Dziwi mnie tylko, że nie zadzwoniłeś na policję, skoro byłeś naocznym świadkiem przestępstwa..? A dowody rzeczowe w postaci nagranych filmików powinny ujrzeć światło dzienne. [2009-08-23 09:06]
kolego - nie ma się co cackać z gnojami !!! Leć na policję i zgłoś podejrzenie popełnienia przestępstwa. Filmy przez Ciebie nagrane będą dowodem w sprawie. Nie może być tak, że prezesi i inne pasożyty czują się nietykalni. Pozdrawiam i gratuluję czujności ;-) [2009-08-23 10:18]
na policje dzwonilem,olano mnie.dzwonilem tez wtedy gdy szalala ptasia grypa i o zdechlym dzikim ptactwie nalezalo informowac.czekalem wtedy 1,5 godz za radiowozem ktory ponoc wyjechal,znalazlem wtedy 4 szt martwej kaczki w jednym miejscu
jak znam zycie to i tak h....j z tego bedzie,u nas takie miasto.dla przykladu ci powiem ze np karte kupisz bez egzaminu z dostawa do domu 400zl i ful pakiet.ponadto poprzedniego komendanta zlapano na klusownictwie,ryba sie zima dusila a w/w kaszorkiem im pomagal w przejsciu rowkiem do rzeki.tak mi sie zdaje ze byl kom.a napewno straznikiem sluzbista bo mnie kontrolowal zlamas [2009-08-23 10:43]
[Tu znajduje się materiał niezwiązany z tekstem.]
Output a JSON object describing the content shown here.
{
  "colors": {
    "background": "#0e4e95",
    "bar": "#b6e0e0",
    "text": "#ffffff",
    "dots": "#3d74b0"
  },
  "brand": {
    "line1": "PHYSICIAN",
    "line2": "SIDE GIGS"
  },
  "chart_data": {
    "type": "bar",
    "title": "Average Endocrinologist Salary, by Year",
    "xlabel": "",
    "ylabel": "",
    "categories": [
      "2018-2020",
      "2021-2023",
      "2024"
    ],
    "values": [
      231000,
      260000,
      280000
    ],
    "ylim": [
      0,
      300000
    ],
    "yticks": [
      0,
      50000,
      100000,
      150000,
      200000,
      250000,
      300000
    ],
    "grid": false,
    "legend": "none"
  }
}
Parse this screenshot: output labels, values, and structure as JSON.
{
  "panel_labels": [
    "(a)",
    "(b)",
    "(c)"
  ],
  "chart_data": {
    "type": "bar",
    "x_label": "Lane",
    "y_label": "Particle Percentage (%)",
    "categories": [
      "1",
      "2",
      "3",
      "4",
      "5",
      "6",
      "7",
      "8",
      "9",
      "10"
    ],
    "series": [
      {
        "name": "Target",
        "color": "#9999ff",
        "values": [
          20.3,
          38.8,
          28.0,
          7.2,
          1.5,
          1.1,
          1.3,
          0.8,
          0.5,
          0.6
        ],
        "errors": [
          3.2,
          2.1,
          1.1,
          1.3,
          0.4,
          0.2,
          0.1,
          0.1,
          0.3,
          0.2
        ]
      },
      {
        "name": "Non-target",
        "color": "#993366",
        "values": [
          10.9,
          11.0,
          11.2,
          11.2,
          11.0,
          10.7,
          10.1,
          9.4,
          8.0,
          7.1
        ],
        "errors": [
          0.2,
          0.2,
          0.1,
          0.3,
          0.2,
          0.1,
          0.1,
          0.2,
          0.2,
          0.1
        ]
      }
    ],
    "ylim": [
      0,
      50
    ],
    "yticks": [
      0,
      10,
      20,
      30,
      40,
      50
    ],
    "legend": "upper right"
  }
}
Tak nie może być nagłasniac taką sprawe gdzie się da a tych panów rozliczyć isolidnie ukarać to oni powinni być przykładem dla innych pozdrawiam. [2009-08-23 10:54]
Proponuje przesłać fotki i filmiki na platformę "KONTAKT TVN 24" - dziennikarze chętnie zajma się sprawą i przeprowadzą stosowne sledztwo. Sam właśnie mam zamiar podać tam temat firmy z Bieńkowic, która zatruwa rzekę Odrę. Myślę, że to świetny pomysł. A policja to zwykłe ćwoki i nieroby! Trzeba było od razu dzwonić na komendę wojewódzką. [2009-08-23 11:10]
Jeżeli ktoś ci pomoże,to tylko prasa.Pokieruj swoje kroki do niej a potem poleci jak domino i nie dziw się ze policja powie ze o niczym nie wiedziała i nikt im nic nie zgłaszał [2009-08-23 11:11]
U mnie jest taka zasada, że jak coś chcesz i zależy Ci na tym to pomiń wszystkie posterunki i wal do KWP. U mnie policja jest od spisywania małolatów, gdy 50m dalej biją chłopaka. Odkąd wędkuje u siebie nie zostałem skontrolowany ani razu, no może raz, ale byłem mały i łowiłem płotki z tatą, piękne czasy.
Generalnie w tym kraju się o coś doprosić... [2009-08-23 11:14]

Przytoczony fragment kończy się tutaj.